Guys and Dolls House

I'm posting my Journal review of Guys and Dolls because half a sentence was edited out, and since it was an appreciation of an actor's performance, I wanted to restore it, in context.

I also neglected to mention the backstage band that for the most part did solid accompaniment without drawing attention to themselves: Laura Welch, Bobby Amirkhan, Ross Welch, Hilson Parker, Nanette Voss, Dianne Zuleger, Stephanie Douglass and Fred Belanger...

Guys and Dolls is a classic American musical, derived from Damon Runyon’s stories about gamblers, hustlers and show biz characters of 1930s New York, with outstanding songs by Frank Loesser. Its Broadway premiere lasted from 1950 to 1953, and it’s been revived there five times since-- the most recent Broadway run ended this June. The 1955 film is also a classic.

In fact, it’s so classically theatrical that it is also a perennial production of high schools and junior highs. But for theatres especially, that should be as much a warning as a promise. In other words, thinking it’s a sure thing is the type of thought that a sucker may live to regret that he ever had.

Guys and Dolls follows two interrelating stories: Nathan Detroit, trying to find a location for his permanent floating crap game while fending off the matrimonial expectations of his showgirl fiancé, Miss Adelaide, while high roller Sky Masterson works on winning his bet that he can entice the strait-laced young lady from the Mission, Sarah Brown, to accompany him to Havana.

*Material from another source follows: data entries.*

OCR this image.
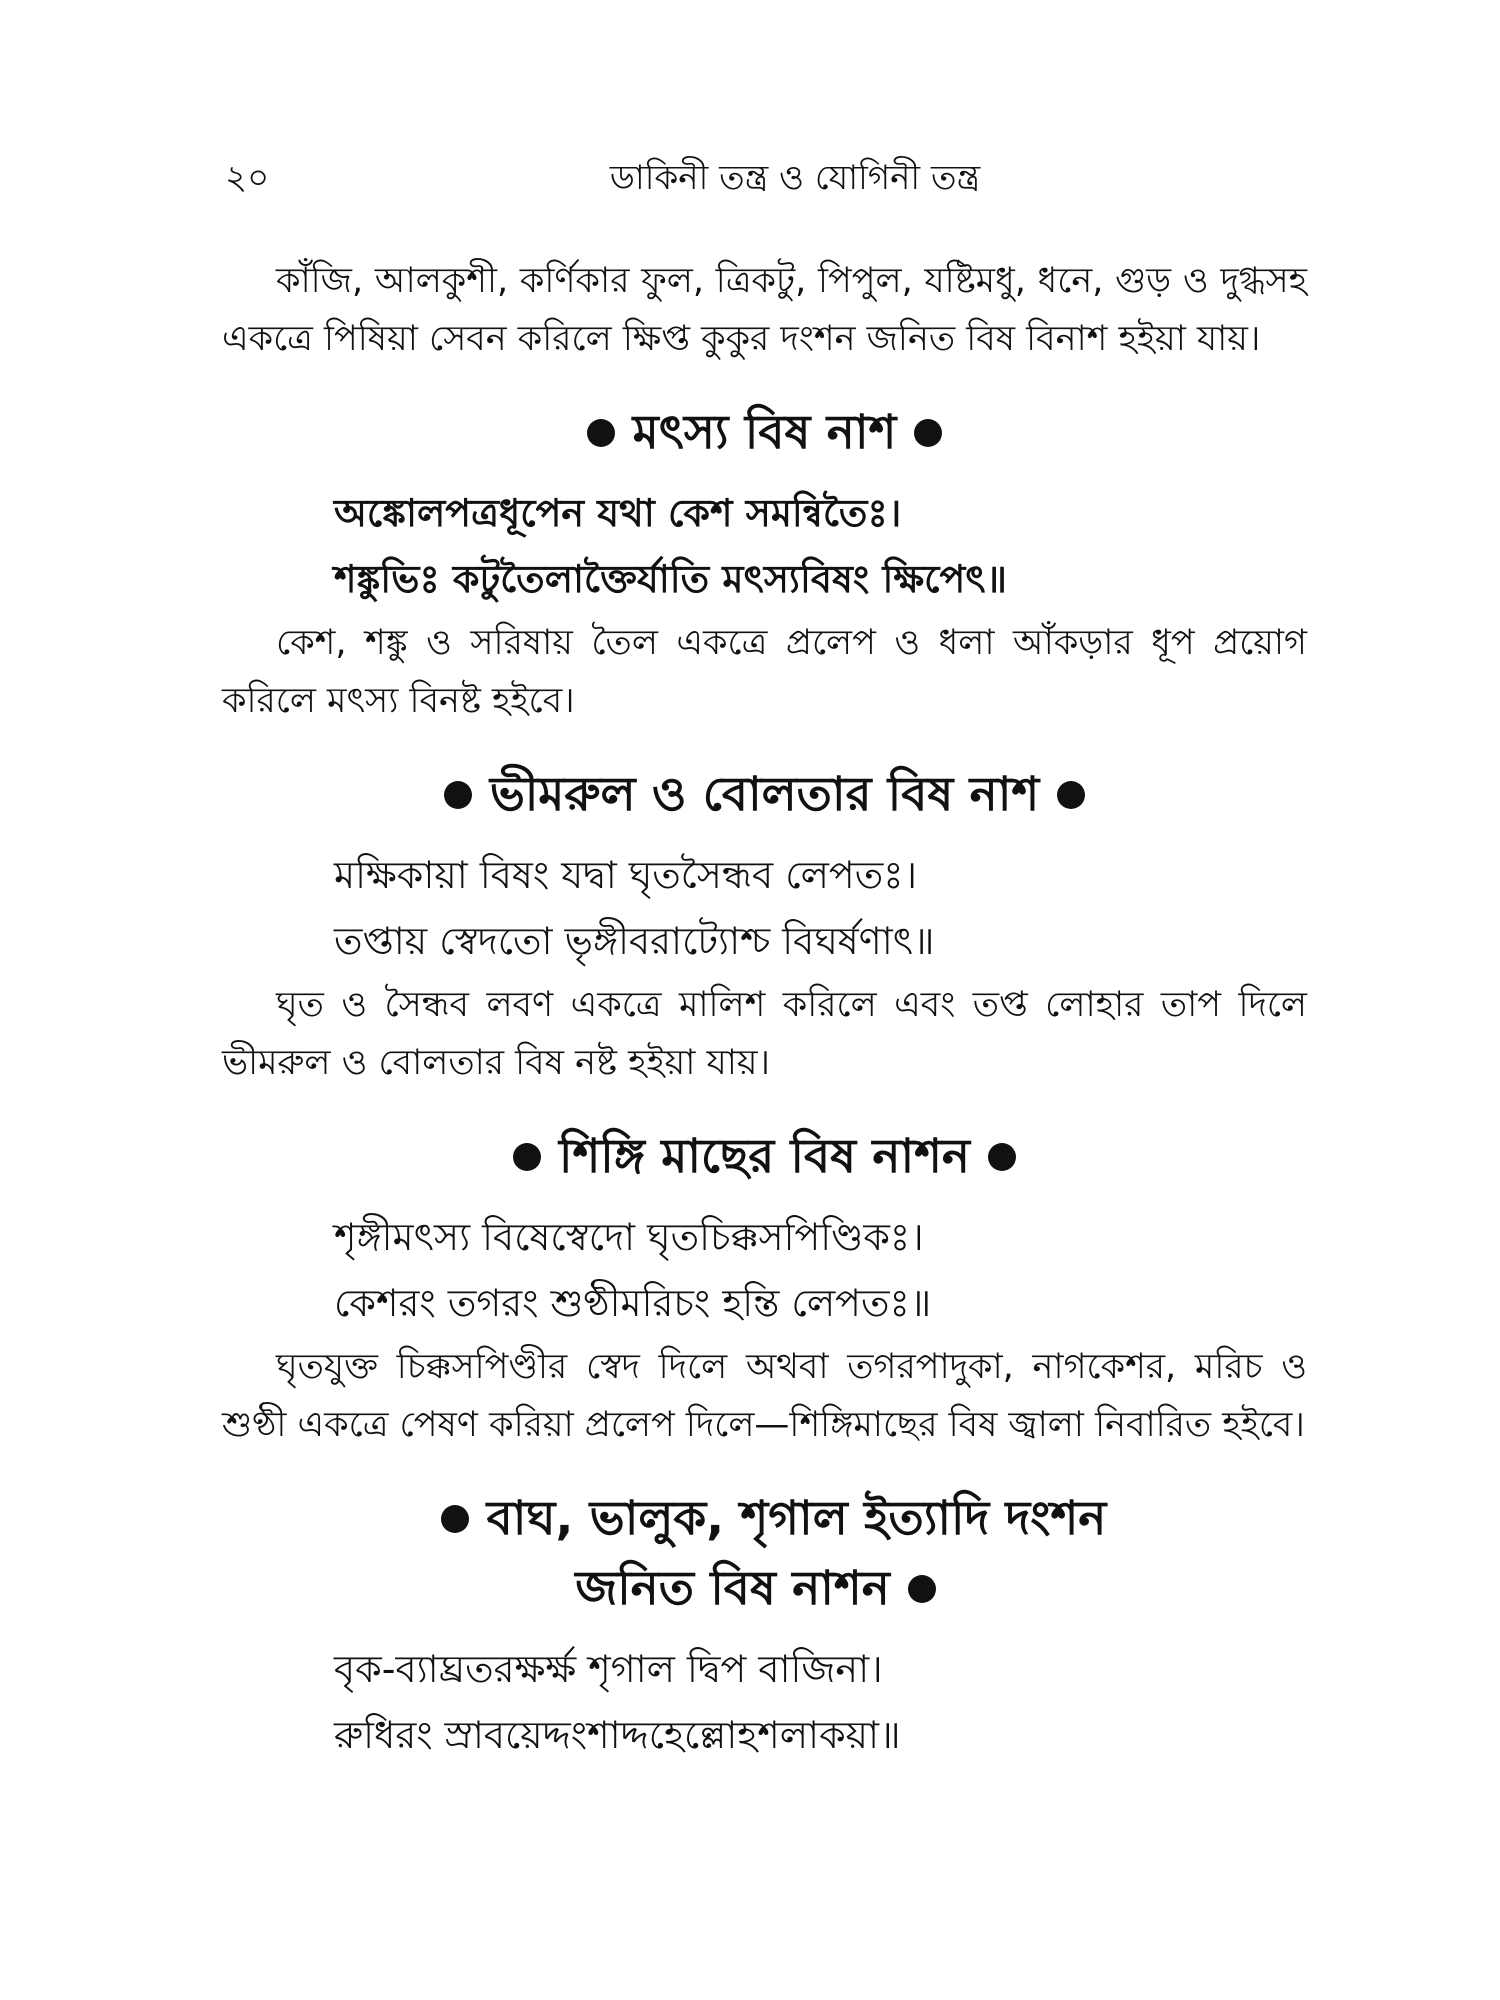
২০	ডাকিনী তন্ত্র ও যোগিনী তন্ত্র

কাঁজি, আলকুশী, কর্ণিকার ফুল, ত্রিকটু, পিপুল, যষ্টিমধু, ধনে, গুড় ও দুগ্ধসহ একত্রে পিষিয়া সেবন করিলে ক্ষিপ্ত কুকুর দংশন জনিত বিষ বিনাশ হইয়া যায়।

মৎস্য বিষ নাশ

অঙ্কোলপত্রধূপেন যথা কেশ সমন্বিতৈঃ।

শঙ্কুভিঃ কটুতৈলাক্তৈর্যাতি মৎস্যবিষং ক্ষিপেৎ॥

কেশ, শঙ্কু ও সরিষায় তৈল একত্রে প্রলেপ ও ধলা আঁকড়ার ধূপ প্রয়োগ করিলে মৎস্য বিনষ্ট হইবে।

ভীমরুল ও বোলতার বিষ নাশ

মক্ষিকায়া বিষং যদ্বা ঘৃতসৈন্ধব লেপতঃ।

তপ্তায় স্বেদতো ভৃঙ্গীবরাট্যোশ্চ বিঘর্ষণাৎ॥

ঘৃত ও সৈন্ধব লবণ একত্রে মালিশ করিলে এবং তপ্ত লোহার তাপ দিলে ভীমরুল ও বোলতার বিষ নষ্ট হইয়া যায়।

শিঙ্গি মাছের বিষ নাশন

শৃঙ্গীমৎস্য বিষেস্বেদো ঘৃতচিক্কসপিণ্ডিকঃ।

কেশরং তগরং শুণ্ঠীমরিচং হন্তি লেপতঃ॥

ঘৃতযুক্ত চিক্কসপিণ্ডীর স্বেদ দিলে অথবা তগরপাদুকা, নাগকেশর, মরিচ ও শুণ্ঠী একত্রে পেষণ করিয়া প্রলেপ দিলে—শিঙ্গিমাছের বিষ জ্বালা নিবারিত হইবে।

বাঘ, ভালুক, শৃগাল ইত্যাদি দংশন
জনিত বিষ নাশন

বৃক-ব্যাঘ্রতরক্ষর্ক্ষ শৃগাল দ্বিপ বাজিনা।

রুধিরং স্রাবয়েদ্দংশাদ্দহেল্লোহশলাকয়া॥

So this particular play is now on stage at North Coast Repertory in Eureka, directed by James Read, with scenic design by Lonnie Blankenchip, choreography by Heather Sorter, costumes by Marcia Hutson and musical direction by David Powell and Dianne Zuleger.

This production has many virtues: Melissa Smith’s transcendent voice as Mission lady Sarah Brown, and her winsome, wonderfully performed Havana night club high. The strong, goosebump-raising ensemble singing, particularly of Evan Needham (as Benny Southwest), Ethan Vaughan (Rusty Charlie) and David Powell (Nicely Nicely Johnson), as well as everything Powell did, especially leading the gangster revival song, “Sit Down, You’re Rocking the Boat.”

Last and most consistently the best is the acting and singing of Andrea Zvalesko as Miss Adelaide. On opening night, she was funny, musical and created an appealingly real character. Daniel Kennedy had his virtues as Nathan Detroit, and Trevor Mather, evidently a late addition as Sky Masterson, played the role with a presence and a heart that conquers all, even the sometimes-elusive musical key. But it’s Zvalesko’s performance that kept the evening on track.

Aspects of the opening night performance seemed under-rehearsed, so by now the show could already be better. But some problems suggest that tapping the full magic of Guys and Dolls can be tricky. For all its high points, this production isn’t helped by some clunky and confusing staging, ragged acting, questionable choreography, unfortunate costumes and uninspiring set. Mostly missing for me was a consistent sense of time and place: what makes the New York of this era different from any Chicago or Paris (both sites of recent plays at NCRT.) The major exception was Andrea Zvalesko, who managed to keep her Betty Boopish accent even while sneezing.

North Coast Rep usually excels at these classic musicals. Though this may not be among its best, there’s potential fun and some special moments in Guys and Dolls.